Joseph Alexandre Victor d'Hupay (1746–1818) was a French writer and philosopher. He is known for being perhaps the first writer to use the term communism in its modern sense. He wished to transform the ideals of the Enlightenment philosophers into practice.

== Life and works ==
In 1746 Victor d'Hupay was born into an aristocratic family in the village of La Tour-d'Aigues in the Luberon, Provence.

d'Hupay began writing his first texts concerning the rural economy when he was seventeen years old.
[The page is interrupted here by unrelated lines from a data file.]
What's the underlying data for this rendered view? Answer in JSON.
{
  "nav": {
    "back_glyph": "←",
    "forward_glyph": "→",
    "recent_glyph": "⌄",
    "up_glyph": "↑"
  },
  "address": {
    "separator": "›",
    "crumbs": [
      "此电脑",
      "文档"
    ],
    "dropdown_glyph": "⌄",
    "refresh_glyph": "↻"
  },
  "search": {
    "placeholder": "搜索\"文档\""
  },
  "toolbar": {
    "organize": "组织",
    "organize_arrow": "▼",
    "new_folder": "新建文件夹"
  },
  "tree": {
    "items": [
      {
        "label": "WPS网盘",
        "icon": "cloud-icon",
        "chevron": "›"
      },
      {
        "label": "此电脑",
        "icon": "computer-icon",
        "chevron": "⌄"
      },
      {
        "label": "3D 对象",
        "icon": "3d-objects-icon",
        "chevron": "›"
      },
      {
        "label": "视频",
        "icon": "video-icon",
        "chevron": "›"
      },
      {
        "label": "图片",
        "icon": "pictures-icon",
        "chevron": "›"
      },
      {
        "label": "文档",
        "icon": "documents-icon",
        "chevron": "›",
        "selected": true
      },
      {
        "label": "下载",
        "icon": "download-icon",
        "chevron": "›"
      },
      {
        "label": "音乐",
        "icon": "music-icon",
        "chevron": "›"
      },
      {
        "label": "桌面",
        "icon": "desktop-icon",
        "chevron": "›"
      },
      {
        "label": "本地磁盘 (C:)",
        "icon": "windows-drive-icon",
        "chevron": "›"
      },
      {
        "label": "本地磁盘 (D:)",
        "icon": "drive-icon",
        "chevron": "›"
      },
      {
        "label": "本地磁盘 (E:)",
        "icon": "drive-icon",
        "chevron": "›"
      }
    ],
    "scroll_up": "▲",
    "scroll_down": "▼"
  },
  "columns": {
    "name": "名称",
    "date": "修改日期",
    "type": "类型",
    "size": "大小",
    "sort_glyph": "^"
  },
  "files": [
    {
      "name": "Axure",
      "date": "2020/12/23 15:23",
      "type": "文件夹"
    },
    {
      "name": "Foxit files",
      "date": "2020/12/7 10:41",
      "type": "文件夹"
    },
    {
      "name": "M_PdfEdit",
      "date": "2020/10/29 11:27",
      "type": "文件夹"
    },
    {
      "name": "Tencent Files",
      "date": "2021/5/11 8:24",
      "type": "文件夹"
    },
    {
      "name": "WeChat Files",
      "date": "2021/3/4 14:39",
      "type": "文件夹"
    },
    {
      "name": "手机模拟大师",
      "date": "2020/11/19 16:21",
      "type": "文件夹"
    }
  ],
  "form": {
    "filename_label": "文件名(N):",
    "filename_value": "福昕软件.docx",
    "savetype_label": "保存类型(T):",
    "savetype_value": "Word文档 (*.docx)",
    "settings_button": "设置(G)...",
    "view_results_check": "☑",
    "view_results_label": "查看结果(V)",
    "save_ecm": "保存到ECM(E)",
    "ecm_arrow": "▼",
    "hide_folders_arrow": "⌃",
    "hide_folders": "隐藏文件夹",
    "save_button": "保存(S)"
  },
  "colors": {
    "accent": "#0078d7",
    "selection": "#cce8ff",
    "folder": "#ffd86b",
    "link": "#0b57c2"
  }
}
He believed agriculture to be the basis of wealth, and endorsed the physiocrats that advocated an economy based upon it just as Marquis de Mirabeau did.

He approved of Baron de La Tour-d'Aigues, who was interested in land development and had one of the largest libraries of the time on this subject. d'Hupay challenged the display of wealth of Bruny, and other barons, because he, as an advocate of Rousseau, wanted a simpler more rural life away from the tumult of cities. He read Enlightenment philosophers, and wished to put their ideas into action.

In 1770, he bought the bastide of Puget in Fuveau, thus acquiring his rights as a nobleman. During his life, Victor d'Hupay divided his time between La Tour-d'Aigues, Aix-en-Provence and the neighbouring village of Fuveau, to the south of Montagne Sainte-Victoire. The restored family bastide in Fuveau was run according to his principles. Once his country house in Fuveau was restored, he published his first book, Projet de communauté philosophe, which promoted the idea of living in a sort of commune. In the book, he told how he wanted to gather in his new home a group of friends for a life in community.

In 1785, he defined himself as a communist author – a word that had existed since the twelfth century to designate certain forms of pooling of goods – in the sense of an advocate of the community of goods. About this time, just before the French Revolution, he was referred to as a communist in a book review by Restif de la Bretonne; according to some sources, this was the first time that the word "communism" was used in print in its modern sense.

During the Revolution, Victor d'Hupay became enthusiastic about some new ideas. He corresponded with Mirabeau and Bernardin de Saint-Pierre. He presented several projects of national education and models of government to the National Assembly, and militated for the abolition of marriage, which he saw as a form of property owning. Despite his commitment to the revolution, he was imprisoned during the Terror and his house was looted. He authored a limited volume of work during the Empire and died at Fuveau in 1818, at the age of seventy-two.